Saturday, January 30, 2010

I usually don't write much about myself on this blog. I try to just use it to update photos of the kiddos, family, or major events in our lives. However, as I look at the date of my last entry I think this is the perfect time to post something I've been thinking about quite a bit lately.

Yesterday I was catching up on some of my friend's blogs then I went to my page and thought, "Jeez-o I can't even keep up with blogging. We'll just add that to the ever-growing list of things I'm not good at." I started to feel like a loser because I wasn't posting frequently or don't write as eloquently as others or am not as creative as so-and-so. I thought some more and thought about all the times I compare myself to other women, mommies, friends, family in my life. It's a daily thing. I often find myself wishing i was more (fill in the blank) or less______. You get the idea.
You see, I used to spend alot of time being unhappy with myself so I can recognize a downward spiral when it's on it's way. I start to feel down on myself, then start to hyper-focus on the negative, then start to get super sensitive to things others say, then start to retreat...blah, blah, blah. The point is I did a little exercise. I made a list. That's right, a list of all the things I am just not good at. Here is a sampling of that list



  • Singing

  • keeping up with my blog

  • keeping ALL of my commitments, (some may even describe me as a flake)

  • driving

  • scrap booking

  • printing out the pictures I've taken

  • remembering to write thank you notes

  • accessorizing

  • drawing

  • any sport involving a ball

  • making it to church every Sunday

  • Speaking about my faith with others

  • being diplomatic

  • gardening

  • keeping up the backyard

  • sewing

  • being the "mom who is always on the go."

  • dancing

  • washing the car



The list goes on and on. Why would I do this? Well, as I read the list, the fact is I am Okay with most of the items listed. So what if I can't sew a button back on my husband's shirt. The local tailor can help me. So what if I can't grow my own vegetables. That's why I go to the farmer's market every Saturday. I asked myself, "If you are so Okay with these things, then WHY are you comparing yourself to others constantly?" Hmmmm....
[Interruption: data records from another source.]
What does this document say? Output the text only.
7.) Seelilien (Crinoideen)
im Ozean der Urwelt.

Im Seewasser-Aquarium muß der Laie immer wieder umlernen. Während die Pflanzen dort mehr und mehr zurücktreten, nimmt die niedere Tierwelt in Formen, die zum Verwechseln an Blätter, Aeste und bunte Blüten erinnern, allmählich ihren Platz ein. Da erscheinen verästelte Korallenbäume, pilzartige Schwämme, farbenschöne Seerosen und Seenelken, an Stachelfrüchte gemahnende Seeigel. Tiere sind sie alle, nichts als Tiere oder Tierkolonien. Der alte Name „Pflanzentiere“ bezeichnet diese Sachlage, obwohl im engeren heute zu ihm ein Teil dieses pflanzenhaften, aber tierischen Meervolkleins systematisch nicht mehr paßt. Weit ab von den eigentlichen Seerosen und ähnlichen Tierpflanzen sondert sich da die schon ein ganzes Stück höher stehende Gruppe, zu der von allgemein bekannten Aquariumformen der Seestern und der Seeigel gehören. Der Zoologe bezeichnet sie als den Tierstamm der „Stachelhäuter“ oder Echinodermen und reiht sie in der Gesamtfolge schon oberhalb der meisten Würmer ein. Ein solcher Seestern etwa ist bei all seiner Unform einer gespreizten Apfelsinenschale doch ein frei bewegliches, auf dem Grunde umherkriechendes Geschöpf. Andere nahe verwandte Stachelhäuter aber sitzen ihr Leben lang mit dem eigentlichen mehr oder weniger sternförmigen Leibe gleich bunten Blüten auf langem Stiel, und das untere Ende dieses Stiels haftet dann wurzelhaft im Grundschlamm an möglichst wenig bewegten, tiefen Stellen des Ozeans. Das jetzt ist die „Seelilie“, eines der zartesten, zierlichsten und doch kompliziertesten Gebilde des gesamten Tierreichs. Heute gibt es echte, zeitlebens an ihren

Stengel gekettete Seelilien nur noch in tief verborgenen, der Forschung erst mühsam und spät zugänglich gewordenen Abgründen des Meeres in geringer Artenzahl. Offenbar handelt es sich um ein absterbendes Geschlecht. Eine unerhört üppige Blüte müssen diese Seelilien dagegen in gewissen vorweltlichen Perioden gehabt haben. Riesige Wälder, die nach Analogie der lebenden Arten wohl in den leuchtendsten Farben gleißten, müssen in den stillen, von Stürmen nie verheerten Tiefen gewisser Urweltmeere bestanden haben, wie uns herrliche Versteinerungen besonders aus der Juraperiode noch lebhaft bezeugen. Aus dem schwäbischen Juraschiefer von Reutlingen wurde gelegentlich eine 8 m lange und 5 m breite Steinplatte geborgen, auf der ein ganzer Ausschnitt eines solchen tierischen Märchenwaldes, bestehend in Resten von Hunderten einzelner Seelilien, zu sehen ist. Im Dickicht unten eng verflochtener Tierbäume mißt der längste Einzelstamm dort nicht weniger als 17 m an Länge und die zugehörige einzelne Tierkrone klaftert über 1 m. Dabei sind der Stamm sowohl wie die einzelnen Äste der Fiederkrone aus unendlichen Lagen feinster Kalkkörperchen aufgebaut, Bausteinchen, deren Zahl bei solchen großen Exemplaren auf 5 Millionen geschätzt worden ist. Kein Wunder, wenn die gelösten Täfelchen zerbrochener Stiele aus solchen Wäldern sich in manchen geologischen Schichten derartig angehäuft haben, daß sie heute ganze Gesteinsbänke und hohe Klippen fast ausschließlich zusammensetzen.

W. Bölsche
So I made a list of things I am good at. It goes something like this




  • Trying

  • cooking

  • getting on the ground and playing with my children

  • loving my saviour in quiet ways

  • cleaning

  • organizing

  • laughing (at the good, at the bad, at myself.)

  • being silly

  • listening
  • Teaching my children about God's perfect love

It came to me. The good, I believe by far outweighs the bad. The list of things I'm not so good at may be much longer, but it's quality I'm after, not quantity.



AND...I'm very good at trying. Trying new things, trying to improve the things I want to improve.

But for today, I'm not going to TRY to be everything that everyone else is. I'll just try to be the best ME that I can be.

At the end of the day, if I can say I've tried my best then that's good enough for me! Hopefully it's good enough for you too!



1 comment:

Lorayne Sandino said...

That was my fav. post ever. I am really good at some of the things you are not. And I'm not so much at some of the things that you are.. that's what is SO awesome about friends.. we can pick each other up where we lack. I think you are the greatest.. notice with all your "flaws & all" that you are the person that I pick up the phone to call when I need to talk about the heavy stuff.. don't ever underestimate yourself. Love you.